Z góry dzielnica wyglądała jakoś tak mniej żałośnie niż z poziomu zalanych ulic. Stając na równiejszej, w miarę bezpiecznej powierzchni objęła wzrokiem najbliższą okolicę, podciągając do łokci rękawy bluzy. Zrobiło jej się cieplej po tym bieganiu i wspinaniu, mżawka była też całkiem miłą odmianą od standardowego ostatnimi czasy oberwania chmury. Przymknęła oczy, odchylając głowę i pozwalając drobnym kropelkom osiąść na policzkach, czole, rzęsach. Dopiero po chwili milczenia obróciła się znów do Kai’a, wsuwając dłonie w kieszenie.
– Czemu mam wrażenie, że pożałuję, jeśli zostawię ci przygotowanie tego kostiumu? – Przechyliła głowę w jakiś taki psi sposób, przymrużając nieznacznie powieki.
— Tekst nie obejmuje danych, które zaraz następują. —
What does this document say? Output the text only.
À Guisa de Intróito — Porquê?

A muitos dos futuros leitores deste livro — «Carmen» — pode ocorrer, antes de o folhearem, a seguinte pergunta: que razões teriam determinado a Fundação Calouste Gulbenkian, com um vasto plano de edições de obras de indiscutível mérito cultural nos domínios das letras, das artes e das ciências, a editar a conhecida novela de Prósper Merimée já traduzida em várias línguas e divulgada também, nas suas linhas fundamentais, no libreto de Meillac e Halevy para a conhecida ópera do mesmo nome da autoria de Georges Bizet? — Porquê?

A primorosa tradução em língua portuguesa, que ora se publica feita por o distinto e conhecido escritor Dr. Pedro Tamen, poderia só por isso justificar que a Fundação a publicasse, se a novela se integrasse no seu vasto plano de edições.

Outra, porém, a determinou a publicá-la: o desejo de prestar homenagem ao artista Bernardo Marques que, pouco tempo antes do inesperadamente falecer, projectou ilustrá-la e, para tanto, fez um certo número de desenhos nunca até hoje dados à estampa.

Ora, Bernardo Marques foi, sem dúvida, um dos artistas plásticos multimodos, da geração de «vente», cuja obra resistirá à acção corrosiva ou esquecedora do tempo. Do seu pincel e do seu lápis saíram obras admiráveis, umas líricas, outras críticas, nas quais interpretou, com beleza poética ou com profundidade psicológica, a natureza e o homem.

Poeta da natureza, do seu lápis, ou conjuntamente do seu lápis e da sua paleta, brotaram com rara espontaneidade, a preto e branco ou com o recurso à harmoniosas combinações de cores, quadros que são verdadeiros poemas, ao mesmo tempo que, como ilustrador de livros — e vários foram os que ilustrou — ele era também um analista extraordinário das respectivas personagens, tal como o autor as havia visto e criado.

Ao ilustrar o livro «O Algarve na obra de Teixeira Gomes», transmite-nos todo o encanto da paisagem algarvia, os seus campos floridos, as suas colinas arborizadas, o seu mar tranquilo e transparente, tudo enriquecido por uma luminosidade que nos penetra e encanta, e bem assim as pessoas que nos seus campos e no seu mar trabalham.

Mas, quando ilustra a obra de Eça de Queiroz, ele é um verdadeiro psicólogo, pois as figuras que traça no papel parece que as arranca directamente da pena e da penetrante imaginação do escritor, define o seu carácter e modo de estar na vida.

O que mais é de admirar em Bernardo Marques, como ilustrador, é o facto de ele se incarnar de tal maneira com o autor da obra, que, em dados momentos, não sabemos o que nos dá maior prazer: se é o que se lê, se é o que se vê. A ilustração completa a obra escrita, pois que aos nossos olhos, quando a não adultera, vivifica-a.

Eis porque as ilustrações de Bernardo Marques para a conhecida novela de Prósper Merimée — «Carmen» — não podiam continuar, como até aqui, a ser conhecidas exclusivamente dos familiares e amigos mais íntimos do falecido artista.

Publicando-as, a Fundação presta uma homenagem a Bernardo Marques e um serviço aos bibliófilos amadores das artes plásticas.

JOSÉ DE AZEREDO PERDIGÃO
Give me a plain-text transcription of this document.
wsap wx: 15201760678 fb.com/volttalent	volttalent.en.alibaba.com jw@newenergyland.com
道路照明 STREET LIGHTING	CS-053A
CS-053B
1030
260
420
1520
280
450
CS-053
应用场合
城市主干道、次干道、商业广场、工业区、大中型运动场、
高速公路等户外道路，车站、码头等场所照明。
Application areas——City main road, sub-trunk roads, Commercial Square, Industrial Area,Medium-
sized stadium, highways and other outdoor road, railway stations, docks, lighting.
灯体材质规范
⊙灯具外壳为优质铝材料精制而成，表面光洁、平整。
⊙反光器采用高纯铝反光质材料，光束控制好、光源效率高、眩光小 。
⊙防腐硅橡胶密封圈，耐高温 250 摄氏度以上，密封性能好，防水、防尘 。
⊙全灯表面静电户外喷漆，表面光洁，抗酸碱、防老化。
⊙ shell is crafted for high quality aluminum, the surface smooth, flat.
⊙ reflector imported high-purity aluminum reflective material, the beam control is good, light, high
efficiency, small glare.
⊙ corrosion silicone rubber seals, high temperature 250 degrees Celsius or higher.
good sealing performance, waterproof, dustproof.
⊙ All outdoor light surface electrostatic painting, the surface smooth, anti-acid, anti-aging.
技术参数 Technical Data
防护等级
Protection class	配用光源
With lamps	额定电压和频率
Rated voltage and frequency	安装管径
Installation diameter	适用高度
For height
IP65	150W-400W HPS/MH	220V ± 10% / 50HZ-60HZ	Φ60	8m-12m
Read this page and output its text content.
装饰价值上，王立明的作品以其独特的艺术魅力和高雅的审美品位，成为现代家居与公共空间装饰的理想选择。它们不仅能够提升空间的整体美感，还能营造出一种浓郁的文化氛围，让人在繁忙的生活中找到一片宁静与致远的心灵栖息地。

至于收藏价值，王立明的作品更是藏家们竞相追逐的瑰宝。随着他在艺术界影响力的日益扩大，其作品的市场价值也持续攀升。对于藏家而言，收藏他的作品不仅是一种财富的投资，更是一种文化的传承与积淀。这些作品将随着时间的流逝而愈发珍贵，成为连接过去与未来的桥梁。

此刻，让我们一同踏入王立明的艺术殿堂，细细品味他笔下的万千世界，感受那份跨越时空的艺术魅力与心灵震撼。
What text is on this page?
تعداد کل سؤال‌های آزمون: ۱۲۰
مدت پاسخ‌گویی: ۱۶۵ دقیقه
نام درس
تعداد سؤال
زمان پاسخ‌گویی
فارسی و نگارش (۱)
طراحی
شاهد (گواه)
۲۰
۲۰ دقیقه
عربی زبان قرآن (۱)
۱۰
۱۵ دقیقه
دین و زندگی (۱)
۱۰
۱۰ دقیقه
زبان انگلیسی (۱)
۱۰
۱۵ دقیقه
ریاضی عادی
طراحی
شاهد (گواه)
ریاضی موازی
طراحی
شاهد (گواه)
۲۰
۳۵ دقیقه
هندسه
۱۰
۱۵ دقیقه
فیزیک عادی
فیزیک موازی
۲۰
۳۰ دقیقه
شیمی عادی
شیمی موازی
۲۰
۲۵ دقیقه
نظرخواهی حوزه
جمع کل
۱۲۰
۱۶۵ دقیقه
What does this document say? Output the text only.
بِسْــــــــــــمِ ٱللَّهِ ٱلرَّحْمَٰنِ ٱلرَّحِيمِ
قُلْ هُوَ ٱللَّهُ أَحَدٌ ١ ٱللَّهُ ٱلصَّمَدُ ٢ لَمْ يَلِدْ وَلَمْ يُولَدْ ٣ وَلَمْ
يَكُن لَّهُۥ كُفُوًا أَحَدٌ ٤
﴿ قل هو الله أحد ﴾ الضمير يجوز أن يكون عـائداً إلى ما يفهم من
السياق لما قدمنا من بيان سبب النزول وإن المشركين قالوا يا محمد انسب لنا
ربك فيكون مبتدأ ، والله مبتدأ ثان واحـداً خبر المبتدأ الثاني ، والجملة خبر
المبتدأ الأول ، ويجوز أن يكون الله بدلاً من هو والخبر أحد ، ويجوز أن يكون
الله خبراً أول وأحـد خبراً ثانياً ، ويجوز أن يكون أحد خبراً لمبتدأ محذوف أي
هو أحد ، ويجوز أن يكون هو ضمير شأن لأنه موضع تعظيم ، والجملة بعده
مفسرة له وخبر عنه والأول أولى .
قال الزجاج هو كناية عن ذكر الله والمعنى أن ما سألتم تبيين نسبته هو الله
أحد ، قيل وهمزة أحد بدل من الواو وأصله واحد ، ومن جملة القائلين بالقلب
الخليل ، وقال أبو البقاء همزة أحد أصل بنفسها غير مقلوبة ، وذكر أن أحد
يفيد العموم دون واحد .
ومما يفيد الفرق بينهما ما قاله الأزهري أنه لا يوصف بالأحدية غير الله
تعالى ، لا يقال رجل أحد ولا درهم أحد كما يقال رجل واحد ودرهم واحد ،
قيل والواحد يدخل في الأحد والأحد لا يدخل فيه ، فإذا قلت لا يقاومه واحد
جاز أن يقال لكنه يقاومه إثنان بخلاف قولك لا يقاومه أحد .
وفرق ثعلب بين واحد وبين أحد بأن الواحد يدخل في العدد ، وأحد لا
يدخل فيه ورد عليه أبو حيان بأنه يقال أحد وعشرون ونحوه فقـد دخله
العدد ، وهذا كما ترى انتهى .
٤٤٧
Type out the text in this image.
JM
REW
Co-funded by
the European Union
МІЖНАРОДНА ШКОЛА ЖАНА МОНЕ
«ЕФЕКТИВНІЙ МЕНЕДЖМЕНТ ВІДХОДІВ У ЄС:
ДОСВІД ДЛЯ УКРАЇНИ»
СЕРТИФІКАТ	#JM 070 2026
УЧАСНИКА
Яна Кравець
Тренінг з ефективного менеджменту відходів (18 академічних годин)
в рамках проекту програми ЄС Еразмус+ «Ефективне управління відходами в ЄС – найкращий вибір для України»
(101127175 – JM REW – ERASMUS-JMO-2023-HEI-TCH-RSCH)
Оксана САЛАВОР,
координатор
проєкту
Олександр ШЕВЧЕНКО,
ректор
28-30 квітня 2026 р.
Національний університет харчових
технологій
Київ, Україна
Była podejrzliwa, ale w jego przypadku prawdopodobnie słusznie zakładała najgorsze. Nigdy nie wiedziała, czego się po nim spodziewać, chociaż zazwyczaj ostatecznie oboje się z tego śmiali. Podeszła, usiadła obok.
– Wiesz, że za dwa tygodnie minie równo rok odkąd zawalił się mój blok? – Zapytała, patrząc w przestrzeń, gdzieś w kierunku tych mokradeł i gruzowisk. Uśmiech na moment zniknął z jej twarzy. Jiro straszył ją kiedyś jakimś filmem, w którym budynek popłynął do morza czy tam oceanu, a potem niemalże to samo stało się na żywo. I to w momencie, gdy oboje byli w środku. Uciekała z zawalającej się budowli w akompaniamencie sypiących się cegieł, kruszących murów i strug wody lejących się z nieba. Straciła wtedy większość swojego dobytku. Wszystko, czego nie trzymała w sierocińcu. I przede wszystkim – własny dach nad głową. A parę miesięcy później ojciec znowu gdzieś zniknął. Mógłby już przestać chodzić po te mleko.
– Praca się przyda. Zaraz sama kończę szkołę, ale nawet nie wiem czy pójdę na studia. – Nie miała na to kasy, a przez to, co działo się w Nanashi, nie miała przede wszystkim głowy do zakuwania. Żeby dostać się na medycynę, musiałaby mieć bardzo dobre oceny, a od roku mocno opuściła się ze wszystkiego poza ukochaną chemią. – Doświadczenie z kurczakami mam, chociaż te od pani Tahibany nie mają podjazdu do twoich. – Posłała mu słaby uśmiech. U poprzedniej pracodawczyni nie pracowała właściwie odkąd zaczęły się te paskudne deszcze, pomijając kilka epizodów pojawienia się na parę godzin w ramach zastępstwa. Sięgnęła po żarełko, od razu pakując sobie kawałek kuraka do paszczy.
Wyciągnęła ręce, żeby złapać puszkę. Ojciec ochrzaniłby ją teraz podwójnie. Po pierwsze – za zadawanie się z samcem. Po drugie – za trzymanie w łapkach opakowania pełnego piwa. Ale nie dlatego, że zamierzała je pić, ale dlatego, że się z nim nie podzieliła. Już raz tak dostała opiernicz za fajki, które nawet nie były jej. Dla Jiro najważniejszy był fakt, że je przed nim ukryła i mu części nie oddała.
– Dzięki. – Była już prawie dorosła. Co prawda ich głupie prawo nie uznawało osiemnastolatków za w pełni dorosłych, ale Nanashi rządziło się własnymi prawami. Kto by na nich nakablował? Nikt. Policja tu nawet nie zaglądała z własnej woli. Olewali większość zgłoszeń. Tym bardziej nie ganialiby za bachorami żłopiącymi piwsko po dachach. Obróciła puszkę zawleczką w górę i zaczęła powoli otwierać, nie chcąc, żeby wzburzony płyn rozchlapał się na wszystkie strony. Niczego nie można było zmarnować.
@Asami Kai
- He he - zaśmiał się tylko przechylając lustrzanie głowę w drugą stronę. Gdyby miał ogon to najpewniej w tym momencie zakołysałby się chytrze. Czy gest ten wyraził więcej niż tysiąc słów? Na pewno. Trzeba było spodziewać się niespodziewanego! Nuta niepokoju z rodzaju tego pozytywnego, wzbudzającego ekscytację i ciekawość - taką aurę chciał rozsiewać swoją postawą i gestami. Miał nadzieję, że mu się udało.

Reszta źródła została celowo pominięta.